Anklage wegen Veruntreuung und finanzieller Umfang
Der Fall betrifft Vorwürfe der Veruntreuung öffentlicher Gelder des Europäischen Parlaments zwischen 2005 und 2017. Die Staatsanwaltschaft gibt an, dass die Angeklagten rund 300.000 Euro über elf Arbeitsverträge, die für parlamentarische Assistenten bestimmt waren, unrechtmäßig umgeleitet hätten. Die Staatsanwaltschaft behauptet, dass diese Personen, obwohl sie aus EU-Mitteln vergütet wurden, hauptsächlich oder ausschließlich für die innerparteiliche Arbeit der Zentrumspartei in Frankreich tätig waren, anstatt parlamentarische Pflichten zu erfüllen. Zu den einzelnen Angeklagten gehören der frühere Justizminister Michel Mercier, der in der fraglichen Zeit als Parteischatzmeister fungierte, sowie fünf ehemalige Mitglieder des Europäischen Parlaments, darunter Jean-Luc Bennahmias. Drei Parteiverwalter und ein parlamentarischer Assistent stehen ebenfalls wegen Veruntreuung öffentlicher Gelder, Beihilfe oder Hehlerei vor Gericht.

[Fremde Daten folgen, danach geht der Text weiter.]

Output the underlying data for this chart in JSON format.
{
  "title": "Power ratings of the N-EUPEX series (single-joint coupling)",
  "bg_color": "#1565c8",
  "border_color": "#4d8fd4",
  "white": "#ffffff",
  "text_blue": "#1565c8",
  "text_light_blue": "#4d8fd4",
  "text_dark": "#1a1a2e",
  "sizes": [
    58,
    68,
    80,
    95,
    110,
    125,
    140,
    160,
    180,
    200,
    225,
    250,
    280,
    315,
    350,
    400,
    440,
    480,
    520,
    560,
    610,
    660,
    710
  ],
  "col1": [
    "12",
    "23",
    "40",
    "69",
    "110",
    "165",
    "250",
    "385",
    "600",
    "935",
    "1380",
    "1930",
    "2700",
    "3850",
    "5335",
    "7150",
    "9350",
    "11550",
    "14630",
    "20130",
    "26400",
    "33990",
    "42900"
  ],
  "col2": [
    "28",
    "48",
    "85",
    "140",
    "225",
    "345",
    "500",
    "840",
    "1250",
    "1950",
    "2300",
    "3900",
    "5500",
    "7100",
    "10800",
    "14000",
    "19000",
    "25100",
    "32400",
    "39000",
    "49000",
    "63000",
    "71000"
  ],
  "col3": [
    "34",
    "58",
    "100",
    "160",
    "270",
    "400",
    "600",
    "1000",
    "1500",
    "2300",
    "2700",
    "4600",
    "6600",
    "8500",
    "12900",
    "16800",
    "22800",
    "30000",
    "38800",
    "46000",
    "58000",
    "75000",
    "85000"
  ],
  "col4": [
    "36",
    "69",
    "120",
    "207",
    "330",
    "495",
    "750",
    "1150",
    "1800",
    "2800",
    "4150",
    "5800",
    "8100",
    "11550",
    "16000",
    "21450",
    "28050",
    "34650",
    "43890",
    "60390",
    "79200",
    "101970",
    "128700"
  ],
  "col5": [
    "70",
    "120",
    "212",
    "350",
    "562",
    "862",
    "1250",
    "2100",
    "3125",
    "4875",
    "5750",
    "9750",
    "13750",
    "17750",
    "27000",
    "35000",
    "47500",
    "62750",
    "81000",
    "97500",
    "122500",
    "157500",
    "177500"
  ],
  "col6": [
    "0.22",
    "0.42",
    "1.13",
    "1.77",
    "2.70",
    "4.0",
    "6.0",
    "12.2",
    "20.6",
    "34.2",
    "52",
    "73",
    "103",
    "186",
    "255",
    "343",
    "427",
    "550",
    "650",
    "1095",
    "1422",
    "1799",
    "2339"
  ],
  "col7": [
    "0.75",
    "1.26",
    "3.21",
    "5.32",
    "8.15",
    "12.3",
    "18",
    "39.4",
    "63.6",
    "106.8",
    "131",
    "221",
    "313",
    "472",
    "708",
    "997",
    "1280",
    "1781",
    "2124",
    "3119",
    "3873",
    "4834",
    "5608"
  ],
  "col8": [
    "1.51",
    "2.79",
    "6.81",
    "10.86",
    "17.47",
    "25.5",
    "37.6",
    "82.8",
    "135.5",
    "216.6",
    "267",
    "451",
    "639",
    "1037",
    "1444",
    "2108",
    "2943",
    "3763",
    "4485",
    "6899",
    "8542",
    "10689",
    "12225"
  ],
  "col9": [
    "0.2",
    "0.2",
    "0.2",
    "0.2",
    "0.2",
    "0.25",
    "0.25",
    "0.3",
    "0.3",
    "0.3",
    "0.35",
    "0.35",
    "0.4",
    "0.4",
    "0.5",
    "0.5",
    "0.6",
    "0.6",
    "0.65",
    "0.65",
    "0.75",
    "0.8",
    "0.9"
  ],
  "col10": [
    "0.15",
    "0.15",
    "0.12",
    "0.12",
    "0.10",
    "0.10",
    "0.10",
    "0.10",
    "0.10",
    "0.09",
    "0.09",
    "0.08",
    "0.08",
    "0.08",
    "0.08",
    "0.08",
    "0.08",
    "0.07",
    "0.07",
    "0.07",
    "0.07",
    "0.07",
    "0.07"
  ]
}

Verurteilungen erster Instanz und Freispruch Bayrous
Am 5. Februar 2024 entschied das Pariser Strafgericht, dass betrügerische Beschäftigungsverhältnisse innerhalb des Parteiapparats stattgefunden hatten, und verhängte hohe Geldstrafen gegen MoDem sowie zur Bewährung ausgesetzte Haftstrafen von 10 bis 18 Monaten und zur Bewährung ausgesetzte Wählbarkeitsverluste für mehrere Mitangeklagte. Die Prozessrichter sprachen Bayrou jedoch vom Vorwurf direkter Beteiligung frei und stellten fest, dass keine Dokumente in der Akte belegten, dass er die fünf EU-Abgeordneten angewiesen habe, Assistenten unter fiktiven Bedingungen einzustellen. Das Strafgericht stellte fest, dass es zwar sehr wahrscheinlich sei, dass Handlungen von drei der Angeklagten mit Bayrous Zustimmung erfolgt seien, die Staatsanwaltschaft jedoch keinen handfesten rechtlichen Beweis für diese Zustimmung vorgelegt habe. Das untere Gericht lehnte auch die Charakterisierung eines systemischen Apparats innerhalb von MoDem ab und unterschied den Fall von dem EU-Assistenten-Fall des Rassemblement National, in dem Marine Le Pen sowohl in erster Instanz als auch in der Berufung eine Hausarreststrafe mit elektronischer Überwachung erhalten hatte.
- Bayrou tritt einen Monat nach Amtsantritt als Justizminister zurück, nachdem die Ermittlungen aufgenommen wurden
- Pariser Strafgericht spricht Bayrou frei, verurteilt aber MoDem und mehrere Mitangeklagte
- Bayrou scheidet nach neunmonatiger Amtszeit als französischer Premierminister aus
- Vierwöchiger Berufungsprozess vor dem Pariser Berufungsgericht eröffnet
- Geplanter Abschluss der Berufungsanhörungen in Paris
Politischer Hintergrund und Zeitplan
Das Gerichtsverfahren erstreckt sich über zehn Jahre, beginnend im Juni 2017, als vorläufige Ermittlungen Bayrou zwangen, nur einen Monat nach seiner Ernennung zum Justizminister zurückzutreten. Nach seinem Freispruch im Februar 2024 bezeichnete Bayrou das Urteil als Abschluss eines siebenjährigen Albtraums, doch die anschließende Berufung der Staatsanwaltschaft verlängerte den Rechtsstreit um fast drei weitere Jahre. In der Zwischenzeit wurde Bayrou zum Premierminister Frankreichs ernannt und regierte neun Monate lang, bevor er am 9. September 2025 das Matignon-Premierministeramt verließ, genau ein Jahr vor Beginn dieses Berufungsprozesses. Bayrou hat bestätigt, dass er bei der Präsidentschaftswahl 2027 nicht kandidieren wird, während er sich darauf vorbereitet, den nächsten Monat damit zu verbringen, sich vor dem Pariser Gericht zu den Anklagepunkten zu äußern.